Visualize a cult. You probably see:
- An ideology that seems incredible — even silly — to outsiders but that cult members will defend to their deaths. Data that contradict the ideology will either be interpreted to fit (that is, be explained away), or, if this should prove impossible, will either be ignored or denied.
- A leader whose pronouncements reveal and interpret the ideology to cult members and whose every utterance, therefore, must be embraced and every command fulfilled, regardless of the cost or outcome.
Why in the world, you ask yourself, would sane human beings belong to cults, much less fashion their organizations in such a way? Cults, like all closed systems, generate entropy/disorder that mounts up inside until it makes them vulnerable to competitors or causes them to rip apart. On the other hand, there’s something successful about this model because down through history, there doesn’t appear to have been any shortage of them.
An article in this month’s The Atlantic, “Turning customers into cultists,” suggests an explanation. Many cults offer their members two things often missing in their lives, identity and community. Prophets and esoteric dogma are means for achieving these, but are not in themselves strictly necessary. As a study of the Unification Church (the “Moonies”) concluded, “The cult inculcated new members through simple techniques: weekend retreats, deep conversations, shared meals, and, most seductive, an environment of love and support.”
Even the Peoples Temple (Jim Jones), Branch Davidians (David Koresh), and Heaven’s Gate (Marshall Applewhite), whose members did demonstrate their loyalty with their lives, provided this strong sense of identity and community.
Descriptions like these should remind you of Einheit, the foundation of Boyd’s organizational climate. Literally translated, it means “one-ness.” Boyd used “mutual trust,” and other connotations include harmony, common outlook, and cohesion. Its importance in military operations cannot be overstated. Einheit is what moves people to climb out of trenches and march in straight lines towards certain death, as 19,000 British soldiers did on the first day of the Battle of the Somme, July 1, 1916.
Discussions of cultism in business inevitably lead to Apple (Disclosure: I’m writing this on my 2008 MacBook, which still works so well that I can’t convince my wife I need to replace it). From a business standpoint, though, it would be a mistake to regard the company itself, Apple, Inc., as a cult, the late Steve Jobs and its famously secretive culture notwithstanding. Success in business requires attracting millions of customers, that is, people who are not and never will become members of the company itself.
So the genius of Apple was to recognize that the concept of “member of the cult” needed to be broadened to include not only employees of the company but its customers as well. There’s even a website, The Cult of Mac” (“Breaking news for Apple fans.”) The Atlantic article gives insight into how this was done. In Boyd’s terminology, we might say that they achieved a high degree of Einheit with all those Apple fanboys and fangirls.

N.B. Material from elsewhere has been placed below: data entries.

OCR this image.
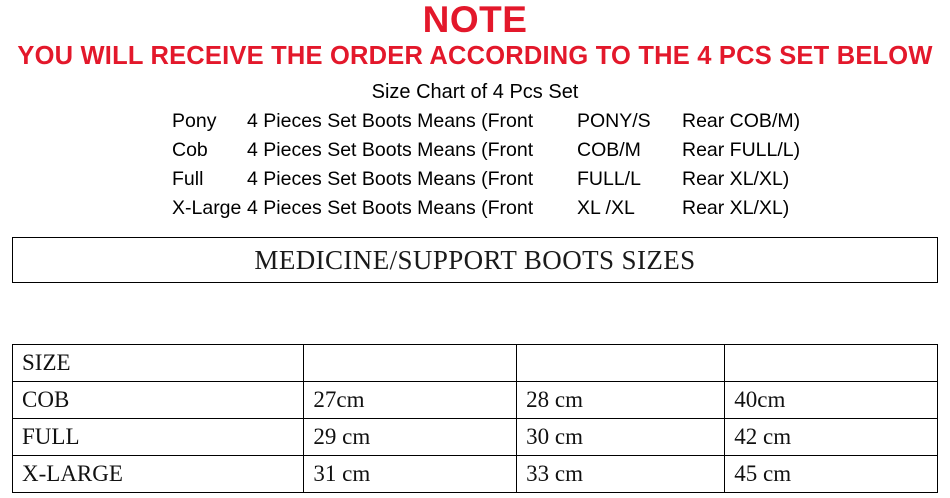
NOTE
YOU WILL RECEIVE THE ORDER ACCORDING TO THE 4 PCS SET BELOW
Size Chart of 4 Pcs Set
Pony 4 Pieces Set Boots Means (Front PONY/S Rear COB/M)
Cob 4 Pieces Set Boots Means (Front COB/M Rear FULL/L)
Full 4 Pieces Set Boots Means (Front FULL/L Rear XL/XL)
X-Large 4 Pieces Set Boots Means (Front XL /XL Rear XL/XL)
MEDICINE/SUPPORT BOOTS SIZES
SIZE			
COB	27cm	28 cm	40cm
FULL	29 cm	30 cm	42 cm
X-LARGE	31 cm	33 cm	45 cm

As I suggested in chapter 6 of Certain to Win, one way to do this is to play the cheng / chi game: Give them what they want and expect — good performance, reliability, beautiful design, etc. — but then throw in something they don’t, like an intuitive operating systems (with free upgrades), a well-integrated ecosystem, responsive customer service, etc. Even an Apple decal for your car. And perhaps most important, the feeling that you’ve become a member of a family of similarly enlightened beings.
The challenge for Apple will be to preserve this cult-like relationship with its customers. As a company grows and so loses the advantages of exclusivity, the benefits of being identified as a cult member become diluted. An Apple tag line from years ago was “Think different” (to which an industry commentator once appended “so long as you think like Steve.”) But there’s increasingly less cachet to thinking different if everybody else is thinking the exact same way. My guess, unfortunately, is that over time Apple will shift its focus to market share and financial results and become just another company.